ブランディングの手法をマスターすることで「顧客」から中・長期的に選ばれるようになります。Appleのスティーブ・ジョブズも次のように述べています。
情報が完全に過多になり、人々が日々受け取る情報に圧倒されている世界では、ブランドがさらに重要になる。
人々には、日常生活の全ての事柄に選別している時間はない。ブランドは、その選別を助けてくれる。
さて、ブランディングの効果は理解しているけれど、次のような課題を抱えてはいないでしょうか?
- ブランディングの具体的な方法が分からない
- ブランディングする方法をまとめている情報が見つからない
- ブランディングする方法は見たけどピンと来ない
このような疑問に答えていきます。
ブランディングは「ブランド名」、「ロゴ」、「高級品」などと理解されることも多く、これは半分正解で半分不正解です。
本記事では、ブランディングの具体的な方法を3つのステップでお伝えしていきますが、同時にブランディングの本質的な意味まで理解できるような内容になっています。
また、一流から学ぶは大事でして、有名ブランドのディズニーランドのブランディング方法も最後に紹介していきます。
目次
ブランディング方法【3つのステップ】
ブランディング方法は、次の3つのステップで進めていきます。
- ブランドビジョンを掲げる
- ブランドビジョンを具体化する
- 認識できるアウトプットを作成する
3つのステップは、もっとも抽象度の高い①から順番に、②→③と具体化していく作業です。
ブランドビジョン?アウトプット?だと思いますが、用語の解説もしていきますので、さっそく進めていきましょう。
【ステップ1】ブランドビジョンを掲げる
ブランドビジョンの意味は、「このブランドにこうなってほしいと強く願うイメージを、はっきりと言語化したもの」です。
「私のブランドは●●の実現を目指しています」と、置き換えた方が分かりやすいかもですね。
会社であれ、商品であれ、何か目的を実現するために存在します。
なので、そのブランドが何を目指すのかの「方向性」が決まらない限り、ブランディングする意味がありません。

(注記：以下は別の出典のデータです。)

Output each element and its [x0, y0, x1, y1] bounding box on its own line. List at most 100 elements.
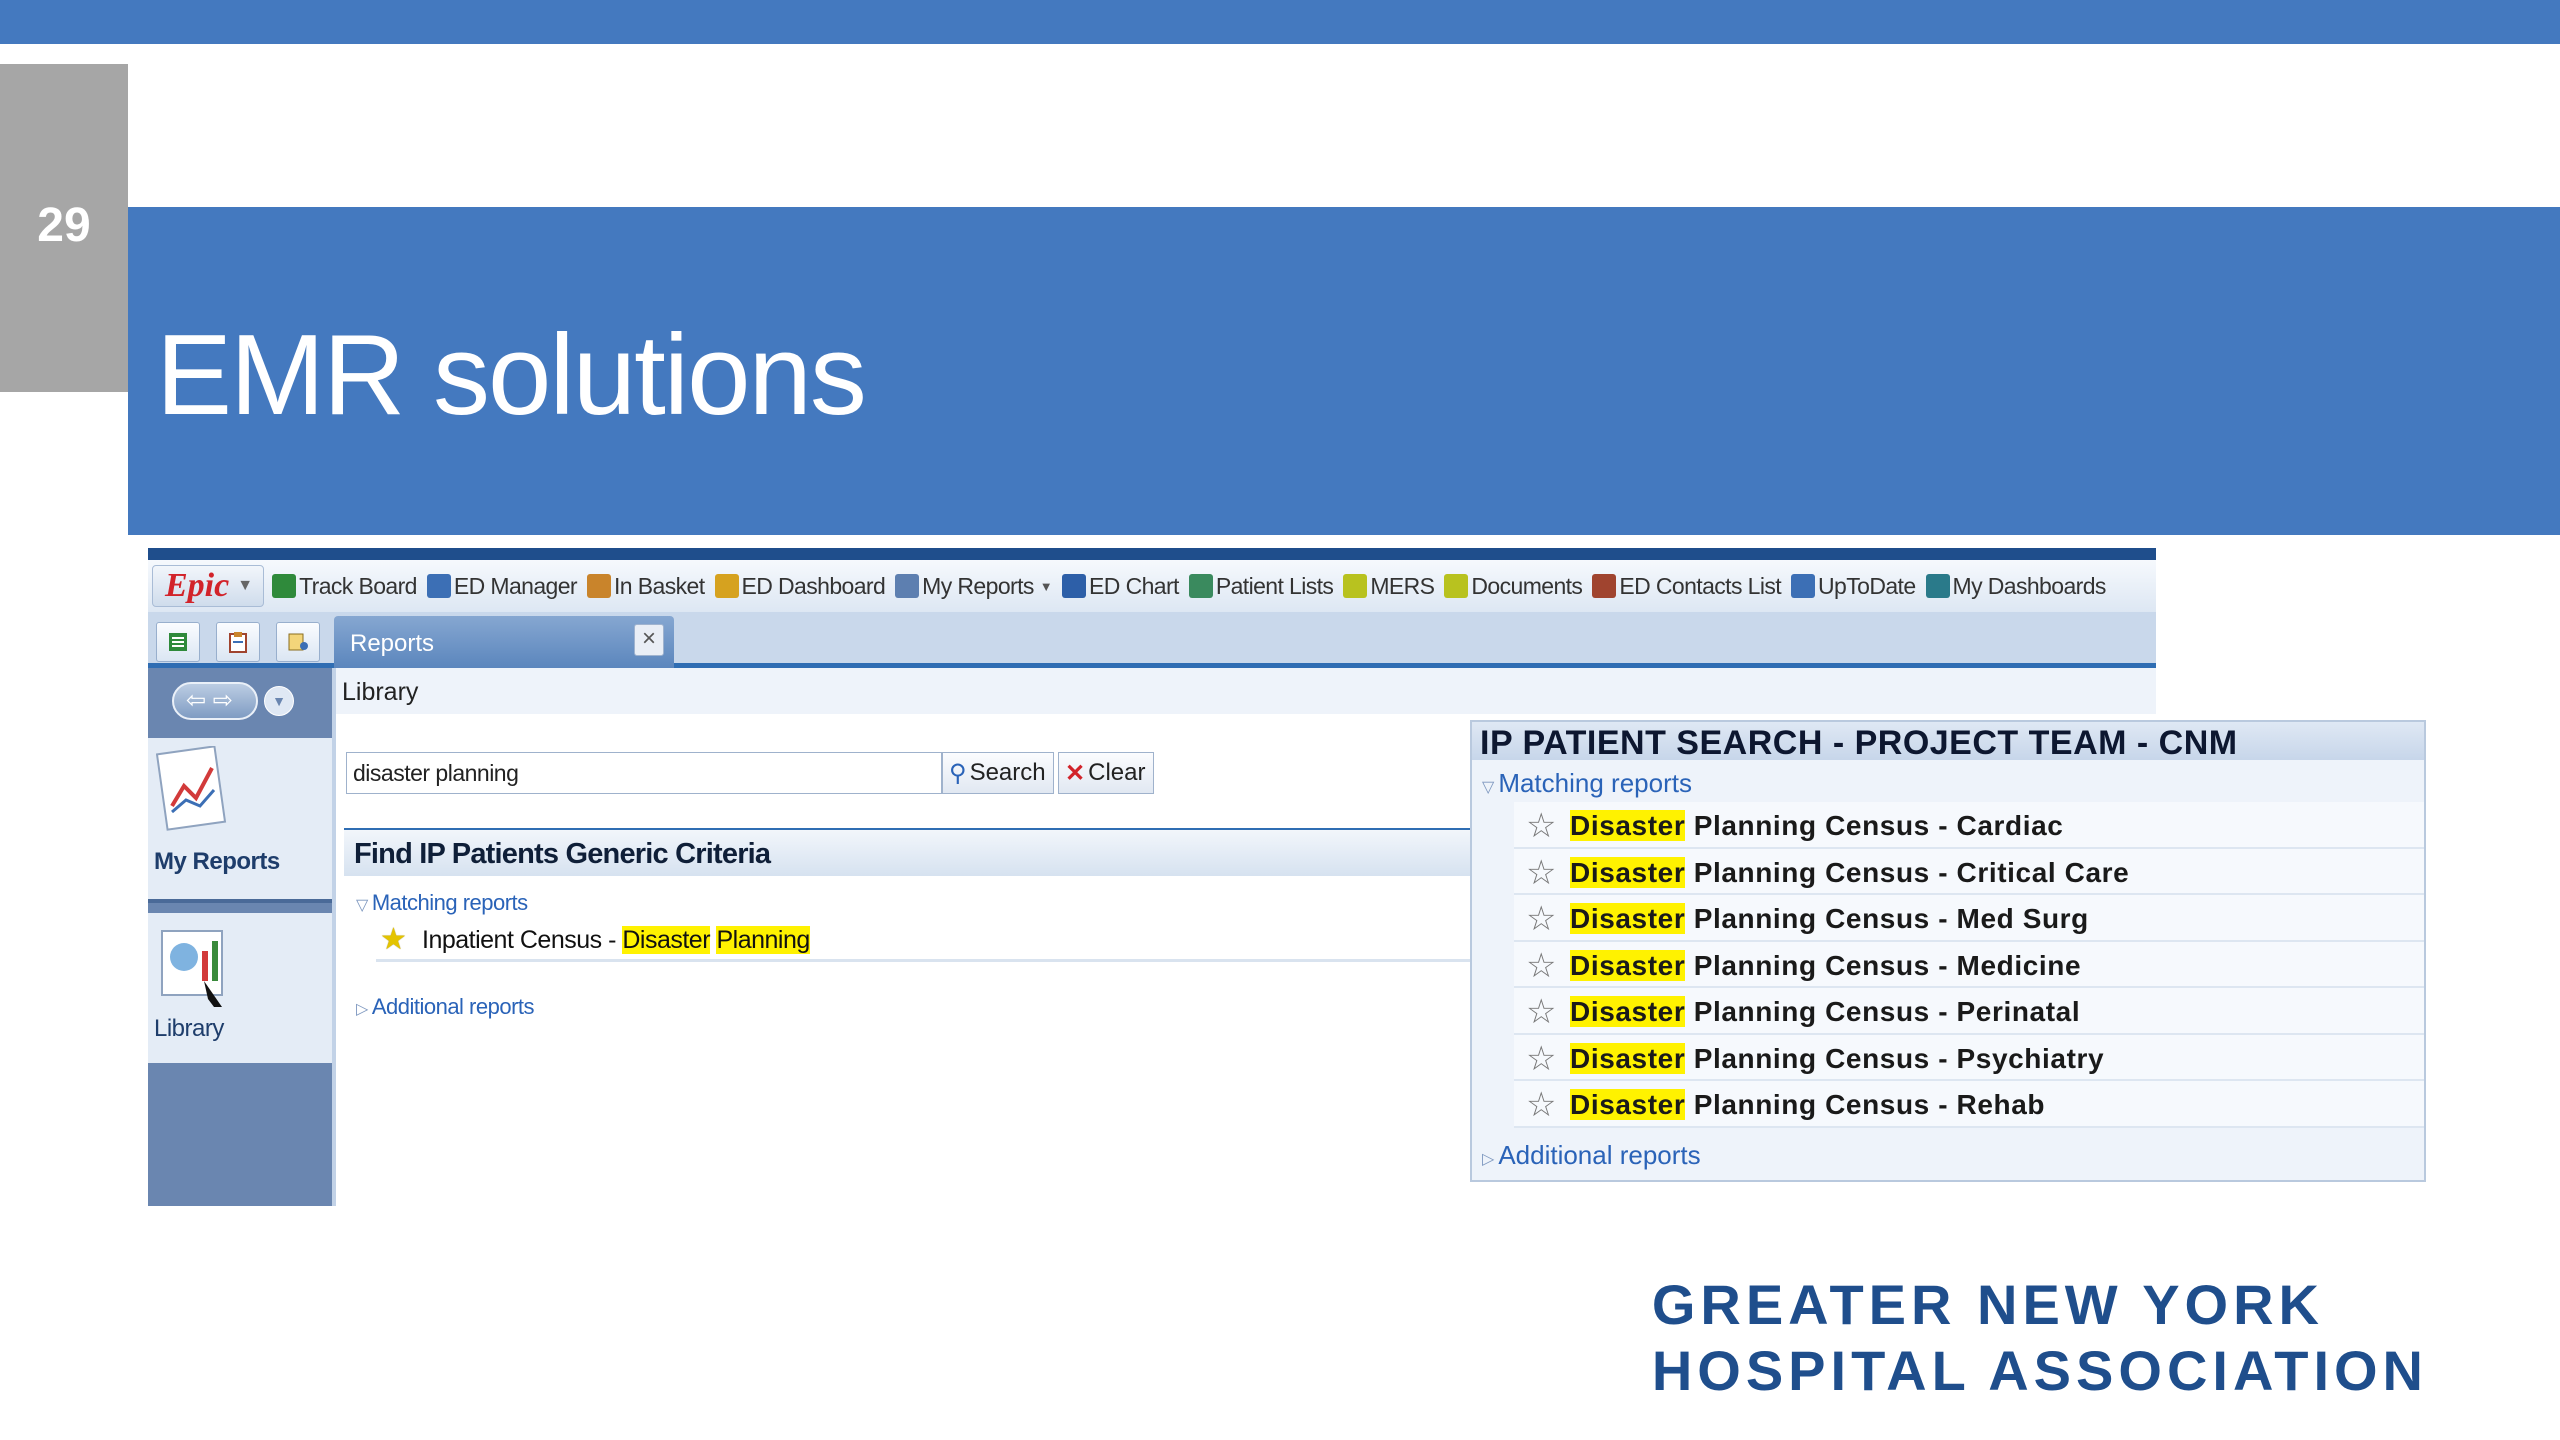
report-row[interactable]: ☆ Disaster Planning Census - Medicine	[1514, 941, 2424, 988]
tab-bar: Reports ×	[148, 612, 2156, 668]
ed-dashboard-icon	[714, 574, 739, 598]
nav-dropdown-icon[interactable]: ▼	[264, 686, 294, 716]
report-name: Planning Census - Rehab	[1685, 1089, 2046, 1120]
report-name: Planning Census - Critical Care	[1685, 856, 2130, 888]
documents-icon	[1444, 574, 1469, 598]
menu-item-ed-chart[interactable]: ED Chart	[1062, 573, 1179, 600]
patient-list-icon[interactable]	[276, 622, 320, 662]
sidebar-item-my-reports[interactable]: My Reports	[148, 738, 332, 903]
menu-item-ed-manager[interactable]: ED Manager	[426, 572, 578, 600]
report-row[interactable]: ☆ Disaster Planning Census - Psychiatry	[1514, 1034, 2424, 1081]
clipboard-icon[interactable]	[216, 622, 260, 662]
highlight-term: Disaster	[1570, 1089, 1686, 1120]
tab-reports-label: Reports	[350, 630, 435, 657]
menu-item-ed-contacts[interactable]: ED Contacts List	[1592, 573, 1782, 600]
matching-reports-label: Matching reports	[371, 890, 528, 915]
search-input[interactable]	[346, 752, 942, 794]
ed-contacts-icon	[1592, 574, 1617, 598]
matching-reports-label: Matching reports	[1498, 768, 1692, 798]
highlight-term: Disaster	[1570, 856, 1686, 888]
menu-item-label: ED Dashboard	[741, 572, 886, 599]
additional-reports-label: Additional reports	[371, 994, 535, 1019]
report-row[interactable]: ☆ Disaster Planning Census - Rehab	[1514, 1081, 2424, 1128]
report-row[interactable]: ☆ Disaster Planning Census - Perinatal	[1514, 988, 2424, 1035]
menu-item-in-basket[interactable]: In Basket	[587, 573, 705, 600]
menu-item-mers[interactable]: MERS	[1343, 572, 1435, 600]
matching-reports-toggle[interactable]: ▽ Matching reports	[356, 890, 528, 916]
menu-item-uptodate[interactable]: UpToDate	[1791, 573, 1916, 600]
back-forward-icon[interactable]: ⇦ ⇨	[172, 682, 258, 720]
star-icon[interactable]: ☆	[1526, 806, 1556, 846]
epic-menubar: Epic ▼ Track Board ED Manager In Basket ED …	[148, 560, 2156, 612]
report-title: Disaster Planning Census - Rehab	[1570, 1089, 2045, 1121]
sidebar: ⇦ ⇨ ▼ My Reports Library	[148, 668, 332, 1206]
highlight-term: Disaster	[1570, 996, 1686, 1027]
search-button-label: Search	[969, 759, 1046, 786]
report-title: Disaster Planning Census - Medicine	[1570, 949, 2082, 982]
star-icon[interactable]: ☆	[1526, 1085, 1556, 1125]
sidebar-item-label: Library	[154, 1015, 224, 1042]
report-title: Disaster Planning Census - Med Surg	[1570, 903, 2089, 935]
report-name: Planning Census - Medicine	[1685, 949, 2082, 981]
chevron-down-icon[interactable]: ▼	[1040, 579, 1053, 594]
menu-item-label: ED Manager	[453, 572, 578, 599]
in-basket-icon	[587, 574, 611, 598]
additional-reports-toggle[interactable]: ▷ Additional reports	[1482, 1140, 1701, 1171]
star-icon[interactable]: ☆	[1526, 853, 1556, 893]
search-button[interactable]: ⚲ Search	[942, 752, 1054, 794]
triangle-down-icon: ▽	[1482, 779, 1495, 796]
report-name: Planning Census - Cardiac	[1685, 810, 2064, 841]
my-reports-icon	[895, 574, 920, 598]
highlight-term: Disaster	[1570, 903, 1686, 934]
star-icon[interactable]: ☆	[1526, 992, 1556, 1032]
highlight-term: Planning	[716, 926, 810, 954]
star-icon[interactable]: ☆	[1526, 946, 1556, 986]
menu-item-ed-dashboard[interactable]: ED Dashboard	[714, 572, 886, 600]
report-row[interactable]: ★ Inpatient Census - Disaster Planning	[376, 918, 1476, 962]
report-title: Disaster Planning Census - Critical Care	[1570, 856, 2130, 889]
star-icon[interactable]: ☆	[1526, 1039, 1556, 1079]
gnyha-logo: GREATER NEW YORK HOSPITAL ASSOCIATION	[1652, 1272, 2428, 1404]
report-row[interactable]: ☆ Disaster Planning Census - Critical Car…	[1514, 848, 2424, 895]
ip-patient-search-panel: IP PATIENT SEARCH - PROJECT TEAM - CNM ▽…	[1470, 720, 2426, 1182]
triangle-right-icon: ▷	[356, 1001, 368, 1018]
clear-button[interactable]: ✕ Clear	[1058, 752, 1154, 794]
tab-reports[interactable]: Reports ×	[334, 616, 674, 668]
my-dashboards-icon	[1925, 574, 1950, 598]
track-board-icon	[272, 574, 297, 598]
report-title: Inpatient Census - Disaster Planning	[422, 926, 810, 955]
menu-item-documents[interactable]: Documents	[1444, 572, 1583, 600]
list-view-icon[interactable]	[156, 622, 200, 662]
menu-item-label: In Basket	[614, 572, 705, 599]
triangle-down-icon: ▽	[356, 897, 368, 914]
star-icon[interactable]: ☆	[1526, 899, 1556, 939]
menu-item-my-reports[interactable]: My Reports ▼	[895, 572, 1053, 600]
top-accent-bar	[0, 0, 2560, 44]
menu-item-label: Track Board	[299, 572, 417, 599]
highlight-term: Disaster	[1570, 810, 1686, 841]
menu-item-my-dashboards[interactable]: My Dashboards	[1925, 573, 2106, 600]
sidebar-item-library[interactable]: Library	[148, 913, 332, 1063]
close-icon[interactable]: ×	[634, 624, 664, 656]
report-title: Disaster Planning Census - Psychiatry	[1570, 1042, 2104, 1075]
report-prefix: Inpatient Census -	[422, 926, 623, 954]
highlight-term: Disaster	[1570, 1042, 1686, 1074]
epic-menu-button[interactable]: Epic ▼	[152, 565, 265, 607]
ed-manager-icon	[426, 574, 451, 598]
menu-item-label: MERS	[1370, 572, 1435, 599]
star-icon[interactable]: ★	[380, 922, 407, 957]
patient-lists-icon	[1188, 574, 1213, 598]
panel-body: ▽ Matching reports ☆ Disaster Planning Cen…	[1472, 760, 2424, 1180]
menu-item-track-board[interactable]: Track Board	[272, 573, 417, 600]
my-reports-icon	[156, 746, 227, 831]
clear-x-icon: ✕	[1065, 759, 1086, 787]
report-row[interactable]: ☆ Disaster Planning Census - Med Surg	[1514, 895, 2424, 942]
report-row[interactable]: ☆ Disaster Planning Census - Cardiac	[1514, 802, 2424, 849]
epic-logo: Epic	[165, 567, 230, 604]
menu-item-patient-lists[interactable]: Patient Lists	[1188, 573, 1334, 600]
additional-reports-toggle[interactable]: ▷ Additional reports	[356, 994, 535, 1020]
menu-item-label: Documents	[1471, 572, 1583, 599]
chevron-down-icon: ▼	[237, 577, 254, 594]
matching-reports-toggle[interactable]: ▽ Matching reports	[1482, 768, 1692, 799]
menu-item-label: My Reports	[922, 572, 1034, 599]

最初のブランドビジョンを掲げる目的は、どこを目指すのか「目的地」を決めることです。
もう少しイメージが膨らむように、ブランドビジョンを掲げる有名企業の事例を2つご紹介します。
スターバックスのブランドビジョン
- 人々の心に活力と栄養を与えるブランドとして世界でもっとも知られ、尊敬される企業になること。
ディズニーランドのブランドビジョン
- 世代を超え、国境を超え、あらゆる人々が共通の体験を通してともに笑い、驚き、発見し、そして楽しむことのできる世界(を創る企業になること)。
実際にサービスを受けたことがあれば、どちらの会社もブランドビジョンに沿った事業活動をしている事が分かります。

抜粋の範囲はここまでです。